Sex offender flees Norwegian island jail…on surfboard
The inmate, who is in his 20s, went missing overnight, and later, the surfboard and shovel were discovered three kilometers from the facility, on the mainland.
“It sounds spectacular when it happens this way. But if it hadn’t been a surfboard, it could have been something else. It’s not so hard to find a floating device of some sort on the island,” prison chief Tom Eberhardt told Reuters.
The Bastoy facility is a low-security prison, and it is known for allowing the inmates to practice organic farming, watch movies, go cycling and swim at the local beaches. Plus, the prison has no fences, features a tennis court and a sauna.
Currently, there are 115 prisoners at Bastoy, with most of them starting their sentences at higher-security jails.
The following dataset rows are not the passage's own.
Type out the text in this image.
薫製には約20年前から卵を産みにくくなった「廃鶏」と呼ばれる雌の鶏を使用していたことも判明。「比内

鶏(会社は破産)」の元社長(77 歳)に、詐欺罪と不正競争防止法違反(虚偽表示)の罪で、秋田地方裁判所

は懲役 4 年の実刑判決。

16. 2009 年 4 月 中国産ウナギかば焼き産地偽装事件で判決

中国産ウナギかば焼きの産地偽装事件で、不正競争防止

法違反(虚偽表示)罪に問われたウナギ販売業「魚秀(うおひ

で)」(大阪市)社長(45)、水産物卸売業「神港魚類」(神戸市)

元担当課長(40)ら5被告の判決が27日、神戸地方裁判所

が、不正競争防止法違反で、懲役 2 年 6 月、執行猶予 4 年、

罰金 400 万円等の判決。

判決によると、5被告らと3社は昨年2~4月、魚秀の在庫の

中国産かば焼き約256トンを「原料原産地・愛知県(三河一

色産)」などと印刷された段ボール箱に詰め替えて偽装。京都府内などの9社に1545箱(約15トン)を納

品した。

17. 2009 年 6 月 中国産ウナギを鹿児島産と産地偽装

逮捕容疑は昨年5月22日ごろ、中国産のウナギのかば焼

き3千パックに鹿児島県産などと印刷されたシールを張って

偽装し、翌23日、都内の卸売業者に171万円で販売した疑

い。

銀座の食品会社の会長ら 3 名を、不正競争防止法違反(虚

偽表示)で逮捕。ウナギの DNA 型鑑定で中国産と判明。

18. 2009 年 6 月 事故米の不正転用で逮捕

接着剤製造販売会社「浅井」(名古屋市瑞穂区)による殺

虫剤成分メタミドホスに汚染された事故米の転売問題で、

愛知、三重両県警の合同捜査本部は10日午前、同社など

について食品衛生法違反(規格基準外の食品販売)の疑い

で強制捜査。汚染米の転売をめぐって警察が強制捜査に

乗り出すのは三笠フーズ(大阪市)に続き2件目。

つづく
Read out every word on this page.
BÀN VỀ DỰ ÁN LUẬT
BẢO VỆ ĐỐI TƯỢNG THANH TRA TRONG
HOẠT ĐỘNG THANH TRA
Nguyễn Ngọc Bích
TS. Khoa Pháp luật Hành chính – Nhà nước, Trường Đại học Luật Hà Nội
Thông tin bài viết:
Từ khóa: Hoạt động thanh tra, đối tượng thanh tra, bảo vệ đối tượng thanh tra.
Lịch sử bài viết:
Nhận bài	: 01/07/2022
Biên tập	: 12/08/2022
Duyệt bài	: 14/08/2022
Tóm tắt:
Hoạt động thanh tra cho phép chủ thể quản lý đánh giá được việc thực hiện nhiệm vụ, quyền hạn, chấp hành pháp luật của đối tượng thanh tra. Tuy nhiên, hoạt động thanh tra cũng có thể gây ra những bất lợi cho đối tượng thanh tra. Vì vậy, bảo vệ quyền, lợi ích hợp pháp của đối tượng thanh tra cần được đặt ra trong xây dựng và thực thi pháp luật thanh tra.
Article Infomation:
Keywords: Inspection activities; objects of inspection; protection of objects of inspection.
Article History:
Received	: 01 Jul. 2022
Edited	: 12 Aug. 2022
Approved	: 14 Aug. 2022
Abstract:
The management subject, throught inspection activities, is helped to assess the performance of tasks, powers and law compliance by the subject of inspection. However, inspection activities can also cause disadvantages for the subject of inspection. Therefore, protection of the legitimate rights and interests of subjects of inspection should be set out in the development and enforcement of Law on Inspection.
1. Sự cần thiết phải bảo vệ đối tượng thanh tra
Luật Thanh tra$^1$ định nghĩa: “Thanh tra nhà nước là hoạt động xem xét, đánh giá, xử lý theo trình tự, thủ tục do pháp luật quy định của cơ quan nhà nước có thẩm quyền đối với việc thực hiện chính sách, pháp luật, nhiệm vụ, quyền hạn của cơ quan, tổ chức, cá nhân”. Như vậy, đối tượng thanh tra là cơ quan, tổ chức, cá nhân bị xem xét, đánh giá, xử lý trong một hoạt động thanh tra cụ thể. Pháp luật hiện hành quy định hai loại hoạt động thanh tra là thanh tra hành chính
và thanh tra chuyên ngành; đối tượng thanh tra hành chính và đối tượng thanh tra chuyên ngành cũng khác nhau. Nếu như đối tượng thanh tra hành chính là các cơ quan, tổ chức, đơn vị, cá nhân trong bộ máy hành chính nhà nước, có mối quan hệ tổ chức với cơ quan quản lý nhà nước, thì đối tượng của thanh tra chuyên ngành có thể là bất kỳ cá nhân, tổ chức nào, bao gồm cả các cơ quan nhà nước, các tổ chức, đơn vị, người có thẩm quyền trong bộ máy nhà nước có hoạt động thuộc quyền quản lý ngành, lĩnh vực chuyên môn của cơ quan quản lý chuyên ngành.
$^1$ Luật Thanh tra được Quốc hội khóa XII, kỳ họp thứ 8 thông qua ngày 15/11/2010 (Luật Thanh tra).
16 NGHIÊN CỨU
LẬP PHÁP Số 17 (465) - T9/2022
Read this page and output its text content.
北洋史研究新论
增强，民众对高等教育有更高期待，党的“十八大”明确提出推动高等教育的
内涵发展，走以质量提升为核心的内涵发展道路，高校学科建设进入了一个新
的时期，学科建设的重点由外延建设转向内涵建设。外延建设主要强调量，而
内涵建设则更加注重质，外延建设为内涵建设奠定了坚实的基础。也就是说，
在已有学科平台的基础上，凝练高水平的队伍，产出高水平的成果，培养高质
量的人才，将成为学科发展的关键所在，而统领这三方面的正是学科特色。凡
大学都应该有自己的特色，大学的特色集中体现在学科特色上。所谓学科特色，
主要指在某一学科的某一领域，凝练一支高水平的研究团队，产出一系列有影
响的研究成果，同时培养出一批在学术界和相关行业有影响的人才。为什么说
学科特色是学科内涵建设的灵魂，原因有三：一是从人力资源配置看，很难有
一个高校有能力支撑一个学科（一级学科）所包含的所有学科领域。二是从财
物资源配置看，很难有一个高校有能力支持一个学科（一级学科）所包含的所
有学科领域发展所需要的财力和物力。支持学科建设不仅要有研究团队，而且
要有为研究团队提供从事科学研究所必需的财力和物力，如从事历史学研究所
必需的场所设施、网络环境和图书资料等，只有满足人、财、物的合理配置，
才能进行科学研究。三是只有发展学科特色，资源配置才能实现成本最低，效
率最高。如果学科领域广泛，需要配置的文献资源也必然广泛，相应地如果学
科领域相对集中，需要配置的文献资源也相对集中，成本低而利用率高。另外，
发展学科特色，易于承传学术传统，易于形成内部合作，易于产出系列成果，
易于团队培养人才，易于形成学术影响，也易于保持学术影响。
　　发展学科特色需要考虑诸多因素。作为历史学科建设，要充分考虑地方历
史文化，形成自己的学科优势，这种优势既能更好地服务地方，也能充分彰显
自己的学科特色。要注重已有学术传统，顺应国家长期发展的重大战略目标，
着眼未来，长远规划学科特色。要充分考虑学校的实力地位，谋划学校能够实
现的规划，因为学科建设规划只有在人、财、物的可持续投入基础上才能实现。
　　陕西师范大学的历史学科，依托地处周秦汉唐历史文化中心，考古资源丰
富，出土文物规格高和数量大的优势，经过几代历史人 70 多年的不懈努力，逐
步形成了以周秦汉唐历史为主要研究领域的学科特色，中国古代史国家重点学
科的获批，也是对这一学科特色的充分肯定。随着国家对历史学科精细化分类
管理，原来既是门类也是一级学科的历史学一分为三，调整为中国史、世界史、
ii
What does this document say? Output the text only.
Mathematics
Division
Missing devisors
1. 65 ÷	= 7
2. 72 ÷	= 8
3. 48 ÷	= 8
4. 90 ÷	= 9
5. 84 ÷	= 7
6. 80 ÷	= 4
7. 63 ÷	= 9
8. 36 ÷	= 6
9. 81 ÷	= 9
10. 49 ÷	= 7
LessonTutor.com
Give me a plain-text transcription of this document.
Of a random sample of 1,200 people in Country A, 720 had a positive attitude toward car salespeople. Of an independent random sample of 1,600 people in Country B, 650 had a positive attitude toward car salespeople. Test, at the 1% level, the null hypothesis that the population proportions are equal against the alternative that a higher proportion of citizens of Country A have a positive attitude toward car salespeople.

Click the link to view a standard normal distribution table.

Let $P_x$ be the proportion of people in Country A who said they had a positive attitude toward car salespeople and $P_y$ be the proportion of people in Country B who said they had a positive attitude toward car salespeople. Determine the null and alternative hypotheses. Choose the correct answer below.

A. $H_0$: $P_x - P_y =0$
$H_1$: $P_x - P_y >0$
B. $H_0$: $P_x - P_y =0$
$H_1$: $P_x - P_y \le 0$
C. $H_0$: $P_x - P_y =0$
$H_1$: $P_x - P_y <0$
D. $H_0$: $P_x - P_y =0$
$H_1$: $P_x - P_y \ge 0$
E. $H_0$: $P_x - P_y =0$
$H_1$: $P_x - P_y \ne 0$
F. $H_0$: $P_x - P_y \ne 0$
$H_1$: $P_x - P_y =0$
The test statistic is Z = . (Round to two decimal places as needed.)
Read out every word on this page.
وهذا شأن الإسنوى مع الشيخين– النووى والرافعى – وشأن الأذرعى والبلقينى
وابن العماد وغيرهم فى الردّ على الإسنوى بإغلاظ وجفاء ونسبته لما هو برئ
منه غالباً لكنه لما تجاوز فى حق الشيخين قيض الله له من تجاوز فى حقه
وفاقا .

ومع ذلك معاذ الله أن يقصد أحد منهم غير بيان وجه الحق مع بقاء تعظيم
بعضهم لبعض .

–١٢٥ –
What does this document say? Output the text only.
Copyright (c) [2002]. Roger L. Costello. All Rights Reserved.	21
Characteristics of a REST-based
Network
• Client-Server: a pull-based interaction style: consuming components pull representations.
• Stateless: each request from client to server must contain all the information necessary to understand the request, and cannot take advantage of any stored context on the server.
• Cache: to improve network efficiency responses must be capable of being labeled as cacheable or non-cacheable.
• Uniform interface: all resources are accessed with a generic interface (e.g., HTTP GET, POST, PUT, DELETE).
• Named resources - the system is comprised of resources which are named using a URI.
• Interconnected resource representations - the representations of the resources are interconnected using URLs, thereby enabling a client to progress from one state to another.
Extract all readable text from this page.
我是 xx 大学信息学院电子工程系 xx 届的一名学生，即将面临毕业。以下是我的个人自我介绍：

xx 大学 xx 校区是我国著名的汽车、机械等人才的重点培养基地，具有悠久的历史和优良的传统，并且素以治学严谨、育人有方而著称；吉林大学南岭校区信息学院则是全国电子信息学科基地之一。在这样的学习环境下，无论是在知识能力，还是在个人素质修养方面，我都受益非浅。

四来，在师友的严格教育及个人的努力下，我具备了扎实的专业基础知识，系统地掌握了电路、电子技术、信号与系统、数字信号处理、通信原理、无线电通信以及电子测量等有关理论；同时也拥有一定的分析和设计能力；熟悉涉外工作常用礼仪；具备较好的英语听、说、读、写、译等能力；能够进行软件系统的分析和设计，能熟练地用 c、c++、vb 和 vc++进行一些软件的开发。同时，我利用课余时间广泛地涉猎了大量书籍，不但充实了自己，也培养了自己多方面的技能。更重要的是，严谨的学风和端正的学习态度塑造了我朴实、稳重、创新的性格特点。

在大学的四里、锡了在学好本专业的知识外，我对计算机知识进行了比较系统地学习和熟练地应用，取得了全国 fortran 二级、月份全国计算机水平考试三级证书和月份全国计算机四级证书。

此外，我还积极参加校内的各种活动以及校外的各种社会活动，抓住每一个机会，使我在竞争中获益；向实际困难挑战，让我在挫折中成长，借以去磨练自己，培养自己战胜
When they apply for transfer, the authorities use a screening procedure to ascertain who would be better suited to get to the low-security facility.
Escapes are rare at Bastoy, and those who do flee are sent back to high-security facilities.
“There’s no return ticket if you run away,” Eberhardt said.
The recidivism rate at the facility is only 16 percent, as compared with the average 70 percent for the rest of Europe and the US.
Overall, Norway has the lowest rates of convict recidivism after release, standing at 20 percent, and the key thing about their operation is the ‘normality principle’: conditions behind bars should resemble outside life.